29 U.S.C. 211(c); see 29 C.F.R. 516.1 (form of records required); 29 C.F.R. 516.7 (place for keeping records and availability for inspection).

[6]    As a general matter, the Supreme Court "has consistently construed the Act 'liberally to apply to the furthest reaches consistent with congressional direction.'" Tony & Susan Alamo Found. v. Sec'y of Labor, 471 U.S. 290, 296 (1985) (quoting Mitchell v. Lublin, McGaughy & Assocs., 358 U.S. 207, 211 (1959)).

[7]    Section 9 states that "[f]or the purpose of any hearing or investigation provided for in this chapter, the provisions of sections 49 and 50 of Title 15 (relating to the attendance of witnesses and the production of books, papers, and documents), are made applicable to the jurisdiction, powers, and duties of the Administrator, the Secretary of Labor, and the industry committees." 29 U.S.C. 209. In turn, the Federal Trade Commission "shall have power to require by subpoena the attendance and testimony of witnesses and the production of all such documentary evidence relating to any matter under investigation." 15 U.S.C. 49.

[8]    See 10th Cir.
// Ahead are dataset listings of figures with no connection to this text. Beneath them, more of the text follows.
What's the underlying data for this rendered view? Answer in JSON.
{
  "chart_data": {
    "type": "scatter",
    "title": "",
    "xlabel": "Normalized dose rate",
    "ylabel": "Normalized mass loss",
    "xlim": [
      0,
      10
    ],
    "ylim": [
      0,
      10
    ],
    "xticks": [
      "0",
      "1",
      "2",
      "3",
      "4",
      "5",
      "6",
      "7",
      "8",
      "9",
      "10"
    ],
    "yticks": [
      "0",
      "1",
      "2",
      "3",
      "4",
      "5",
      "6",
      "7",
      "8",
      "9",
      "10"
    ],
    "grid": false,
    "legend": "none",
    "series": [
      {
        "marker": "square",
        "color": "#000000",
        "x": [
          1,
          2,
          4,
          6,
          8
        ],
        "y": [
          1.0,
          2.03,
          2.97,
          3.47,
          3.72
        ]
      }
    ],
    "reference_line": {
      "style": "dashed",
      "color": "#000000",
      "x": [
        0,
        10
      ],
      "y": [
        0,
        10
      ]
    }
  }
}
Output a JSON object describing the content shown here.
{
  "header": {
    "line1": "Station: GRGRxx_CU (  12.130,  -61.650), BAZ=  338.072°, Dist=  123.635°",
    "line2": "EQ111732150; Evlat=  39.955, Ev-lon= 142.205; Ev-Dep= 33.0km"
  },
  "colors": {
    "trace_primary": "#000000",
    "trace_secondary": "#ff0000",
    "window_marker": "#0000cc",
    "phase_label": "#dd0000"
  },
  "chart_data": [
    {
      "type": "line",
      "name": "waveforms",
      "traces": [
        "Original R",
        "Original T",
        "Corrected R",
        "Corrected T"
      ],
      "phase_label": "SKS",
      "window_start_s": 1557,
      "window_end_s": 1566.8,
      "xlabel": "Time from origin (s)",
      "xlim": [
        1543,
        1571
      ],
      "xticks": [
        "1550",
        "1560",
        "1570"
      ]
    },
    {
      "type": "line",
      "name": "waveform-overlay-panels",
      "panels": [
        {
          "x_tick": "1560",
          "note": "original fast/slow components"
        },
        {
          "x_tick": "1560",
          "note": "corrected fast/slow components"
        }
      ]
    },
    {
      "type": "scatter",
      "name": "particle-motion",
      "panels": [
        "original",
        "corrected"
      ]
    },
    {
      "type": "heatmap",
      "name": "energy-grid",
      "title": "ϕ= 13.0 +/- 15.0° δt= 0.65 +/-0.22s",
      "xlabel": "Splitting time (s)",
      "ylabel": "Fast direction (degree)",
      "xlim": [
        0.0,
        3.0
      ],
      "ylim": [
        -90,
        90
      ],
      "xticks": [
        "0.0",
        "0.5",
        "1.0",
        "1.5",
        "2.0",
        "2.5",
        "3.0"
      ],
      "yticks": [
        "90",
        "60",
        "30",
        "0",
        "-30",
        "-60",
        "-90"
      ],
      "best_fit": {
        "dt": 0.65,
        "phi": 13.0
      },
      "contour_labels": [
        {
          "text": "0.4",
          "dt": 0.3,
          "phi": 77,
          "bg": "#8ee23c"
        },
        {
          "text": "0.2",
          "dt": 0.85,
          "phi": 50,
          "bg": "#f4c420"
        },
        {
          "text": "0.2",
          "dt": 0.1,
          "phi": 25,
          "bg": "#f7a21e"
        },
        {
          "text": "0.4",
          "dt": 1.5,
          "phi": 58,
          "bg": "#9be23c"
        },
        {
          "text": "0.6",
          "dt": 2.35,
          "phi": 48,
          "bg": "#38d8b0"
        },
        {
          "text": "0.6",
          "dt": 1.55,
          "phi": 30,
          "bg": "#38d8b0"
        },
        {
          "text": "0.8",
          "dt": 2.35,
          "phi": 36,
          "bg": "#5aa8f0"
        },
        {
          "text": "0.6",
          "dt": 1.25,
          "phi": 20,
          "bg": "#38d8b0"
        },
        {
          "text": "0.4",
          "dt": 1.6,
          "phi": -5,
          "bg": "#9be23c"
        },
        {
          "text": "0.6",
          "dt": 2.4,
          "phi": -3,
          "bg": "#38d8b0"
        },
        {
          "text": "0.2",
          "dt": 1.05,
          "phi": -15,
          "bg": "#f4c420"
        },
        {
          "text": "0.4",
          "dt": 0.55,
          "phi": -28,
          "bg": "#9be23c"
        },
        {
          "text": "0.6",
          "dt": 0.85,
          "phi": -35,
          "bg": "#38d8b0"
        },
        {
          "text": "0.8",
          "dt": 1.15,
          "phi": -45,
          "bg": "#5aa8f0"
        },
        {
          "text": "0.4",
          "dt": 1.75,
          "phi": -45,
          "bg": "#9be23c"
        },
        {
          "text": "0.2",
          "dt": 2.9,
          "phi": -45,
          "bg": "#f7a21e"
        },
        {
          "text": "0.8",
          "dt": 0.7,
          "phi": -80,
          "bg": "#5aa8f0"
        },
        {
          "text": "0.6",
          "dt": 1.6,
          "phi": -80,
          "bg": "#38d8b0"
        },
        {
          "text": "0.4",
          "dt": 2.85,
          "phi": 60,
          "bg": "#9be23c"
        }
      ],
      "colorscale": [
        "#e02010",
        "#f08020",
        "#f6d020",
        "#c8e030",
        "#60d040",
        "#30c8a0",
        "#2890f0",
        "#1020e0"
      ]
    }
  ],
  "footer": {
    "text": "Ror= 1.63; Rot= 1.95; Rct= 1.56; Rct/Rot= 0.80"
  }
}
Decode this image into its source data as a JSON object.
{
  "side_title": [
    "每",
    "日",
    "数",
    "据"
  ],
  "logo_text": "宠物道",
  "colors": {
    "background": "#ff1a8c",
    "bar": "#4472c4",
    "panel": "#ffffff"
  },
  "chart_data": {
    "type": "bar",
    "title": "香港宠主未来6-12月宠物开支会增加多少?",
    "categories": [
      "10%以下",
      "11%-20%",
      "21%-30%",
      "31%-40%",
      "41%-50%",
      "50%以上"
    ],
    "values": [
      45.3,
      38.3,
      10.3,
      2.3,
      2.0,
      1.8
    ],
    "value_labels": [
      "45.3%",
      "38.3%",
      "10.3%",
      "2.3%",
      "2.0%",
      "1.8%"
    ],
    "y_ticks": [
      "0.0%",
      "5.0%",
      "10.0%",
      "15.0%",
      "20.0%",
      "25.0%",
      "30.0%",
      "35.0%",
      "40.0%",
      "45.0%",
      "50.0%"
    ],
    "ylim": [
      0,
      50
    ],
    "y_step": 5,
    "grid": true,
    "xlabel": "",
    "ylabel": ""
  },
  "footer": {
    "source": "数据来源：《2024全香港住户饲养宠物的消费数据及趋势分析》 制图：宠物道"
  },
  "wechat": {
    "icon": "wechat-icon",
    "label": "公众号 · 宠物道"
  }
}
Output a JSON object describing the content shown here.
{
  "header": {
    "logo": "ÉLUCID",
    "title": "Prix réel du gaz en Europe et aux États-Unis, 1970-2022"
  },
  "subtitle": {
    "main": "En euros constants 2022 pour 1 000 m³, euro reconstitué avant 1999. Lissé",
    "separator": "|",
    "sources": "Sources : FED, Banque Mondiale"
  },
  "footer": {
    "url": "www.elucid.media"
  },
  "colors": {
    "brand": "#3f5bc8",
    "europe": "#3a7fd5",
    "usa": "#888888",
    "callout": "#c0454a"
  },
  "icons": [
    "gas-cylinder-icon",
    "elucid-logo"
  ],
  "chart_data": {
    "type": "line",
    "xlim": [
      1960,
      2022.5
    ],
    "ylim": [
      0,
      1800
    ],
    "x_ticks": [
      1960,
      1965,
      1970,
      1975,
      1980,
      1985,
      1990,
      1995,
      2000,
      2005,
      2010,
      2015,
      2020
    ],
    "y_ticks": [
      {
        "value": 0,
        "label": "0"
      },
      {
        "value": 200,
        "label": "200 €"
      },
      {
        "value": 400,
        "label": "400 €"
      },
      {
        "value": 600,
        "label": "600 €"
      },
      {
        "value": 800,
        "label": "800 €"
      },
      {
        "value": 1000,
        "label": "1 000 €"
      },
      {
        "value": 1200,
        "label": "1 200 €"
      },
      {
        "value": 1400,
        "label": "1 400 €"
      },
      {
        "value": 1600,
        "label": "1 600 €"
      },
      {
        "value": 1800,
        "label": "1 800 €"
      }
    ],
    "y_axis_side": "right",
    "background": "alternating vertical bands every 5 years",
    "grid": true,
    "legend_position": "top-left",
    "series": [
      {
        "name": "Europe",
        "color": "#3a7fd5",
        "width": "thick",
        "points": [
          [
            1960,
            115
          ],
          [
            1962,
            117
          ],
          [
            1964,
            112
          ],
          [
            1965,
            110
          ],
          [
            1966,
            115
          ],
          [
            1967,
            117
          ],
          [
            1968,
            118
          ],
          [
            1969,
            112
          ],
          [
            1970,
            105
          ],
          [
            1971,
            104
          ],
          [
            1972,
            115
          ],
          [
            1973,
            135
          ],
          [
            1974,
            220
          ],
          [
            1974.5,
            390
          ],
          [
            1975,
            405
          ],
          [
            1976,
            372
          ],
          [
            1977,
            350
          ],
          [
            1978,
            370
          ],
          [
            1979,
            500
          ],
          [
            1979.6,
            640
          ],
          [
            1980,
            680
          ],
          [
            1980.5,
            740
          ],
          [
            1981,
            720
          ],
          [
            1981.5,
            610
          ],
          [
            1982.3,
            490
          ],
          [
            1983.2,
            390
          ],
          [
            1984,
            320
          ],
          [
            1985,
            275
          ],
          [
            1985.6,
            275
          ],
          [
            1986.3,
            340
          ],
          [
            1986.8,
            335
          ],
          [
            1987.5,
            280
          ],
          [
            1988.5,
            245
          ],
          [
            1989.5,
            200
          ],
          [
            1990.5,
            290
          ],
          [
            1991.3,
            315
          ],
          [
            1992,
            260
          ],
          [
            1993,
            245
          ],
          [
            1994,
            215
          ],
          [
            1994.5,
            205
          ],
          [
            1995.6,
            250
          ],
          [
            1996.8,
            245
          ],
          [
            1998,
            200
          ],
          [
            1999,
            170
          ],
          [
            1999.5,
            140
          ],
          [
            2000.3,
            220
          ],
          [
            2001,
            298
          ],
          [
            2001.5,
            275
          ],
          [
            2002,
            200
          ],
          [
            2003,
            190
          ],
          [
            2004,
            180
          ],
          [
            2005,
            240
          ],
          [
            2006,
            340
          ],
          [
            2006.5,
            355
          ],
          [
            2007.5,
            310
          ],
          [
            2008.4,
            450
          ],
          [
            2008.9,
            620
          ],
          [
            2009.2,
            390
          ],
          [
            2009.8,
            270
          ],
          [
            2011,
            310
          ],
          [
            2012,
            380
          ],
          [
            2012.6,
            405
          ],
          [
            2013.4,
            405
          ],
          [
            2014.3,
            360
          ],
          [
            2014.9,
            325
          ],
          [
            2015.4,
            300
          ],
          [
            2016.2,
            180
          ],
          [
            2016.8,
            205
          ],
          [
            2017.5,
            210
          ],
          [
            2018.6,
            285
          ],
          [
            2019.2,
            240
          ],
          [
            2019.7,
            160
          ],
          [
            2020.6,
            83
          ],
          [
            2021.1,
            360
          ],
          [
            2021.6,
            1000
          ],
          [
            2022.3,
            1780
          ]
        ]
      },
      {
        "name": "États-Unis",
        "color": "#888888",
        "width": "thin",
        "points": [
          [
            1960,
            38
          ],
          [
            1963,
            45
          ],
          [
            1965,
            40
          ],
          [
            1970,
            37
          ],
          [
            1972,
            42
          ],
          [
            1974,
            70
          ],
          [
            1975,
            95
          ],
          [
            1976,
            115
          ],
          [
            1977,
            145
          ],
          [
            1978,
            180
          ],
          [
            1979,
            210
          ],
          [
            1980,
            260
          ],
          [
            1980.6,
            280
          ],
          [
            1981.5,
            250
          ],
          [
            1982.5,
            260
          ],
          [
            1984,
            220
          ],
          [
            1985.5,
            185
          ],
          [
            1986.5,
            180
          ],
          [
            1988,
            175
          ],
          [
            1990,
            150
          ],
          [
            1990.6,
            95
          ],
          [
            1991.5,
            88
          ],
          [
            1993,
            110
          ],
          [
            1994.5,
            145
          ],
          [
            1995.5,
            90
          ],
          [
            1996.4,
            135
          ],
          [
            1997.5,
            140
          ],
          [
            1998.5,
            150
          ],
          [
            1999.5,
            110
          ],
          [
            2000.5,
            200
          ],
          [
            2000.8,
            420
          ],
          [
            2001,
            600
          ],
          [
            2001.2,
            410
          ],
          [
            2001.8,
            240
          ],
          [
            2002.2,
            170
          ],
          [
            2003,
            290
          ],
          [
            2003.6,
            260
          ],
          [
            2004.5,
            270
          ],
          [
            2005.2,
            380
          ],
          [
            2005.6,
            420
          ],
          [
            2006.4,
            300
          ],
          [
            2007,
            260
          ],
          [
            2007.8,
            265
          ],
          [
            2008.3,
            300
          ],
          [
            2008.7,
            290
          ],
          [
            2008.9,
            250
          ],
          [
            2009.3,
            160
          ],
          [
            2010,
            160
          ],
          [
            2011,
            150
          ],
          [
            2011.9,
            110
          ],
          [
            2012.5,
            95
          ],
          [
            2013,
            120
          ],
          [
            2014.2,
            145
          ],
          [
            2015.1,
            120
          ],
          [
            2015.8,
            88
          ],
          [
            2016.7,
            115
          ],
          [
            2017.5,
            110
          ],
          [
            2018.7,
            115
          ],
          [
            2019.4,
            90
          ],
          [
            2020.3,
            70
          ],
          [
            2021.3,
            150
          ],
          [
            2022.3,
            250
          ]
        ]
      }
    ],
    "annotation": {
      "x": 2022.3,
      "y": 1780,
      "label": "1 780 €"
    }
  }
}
R. 32.1(A), (B); 1st Cir. R. 36(c).

[9]    CSG asserts (Br. 7-8, 20) that DOL is not even investigating the employee status of its members. This is not the case. The documents sought in the Secretary's subpoena (App. 32) seek not only hours of work but documents that could indicate joint employment relationships. Although CSG has produced some of the documents listed in the subpoena, it has not fully complied. Some of the documents that CSG has not yet produced, such as contracts, billing invoices, and work orders, could establish joint employment and thus are relevant to coverage. Of course, even if CSG fully complied with the subpoena, it does not automatically follow that its appeal is moot since CSG is also contesting the Secretary's authority to issue the subpoena, and therefore retains an interest in the case. See, e.g., United States v. Constr. Prods. Research, Inc., 73 F.3d 464, 469 (2d Cir. 1996).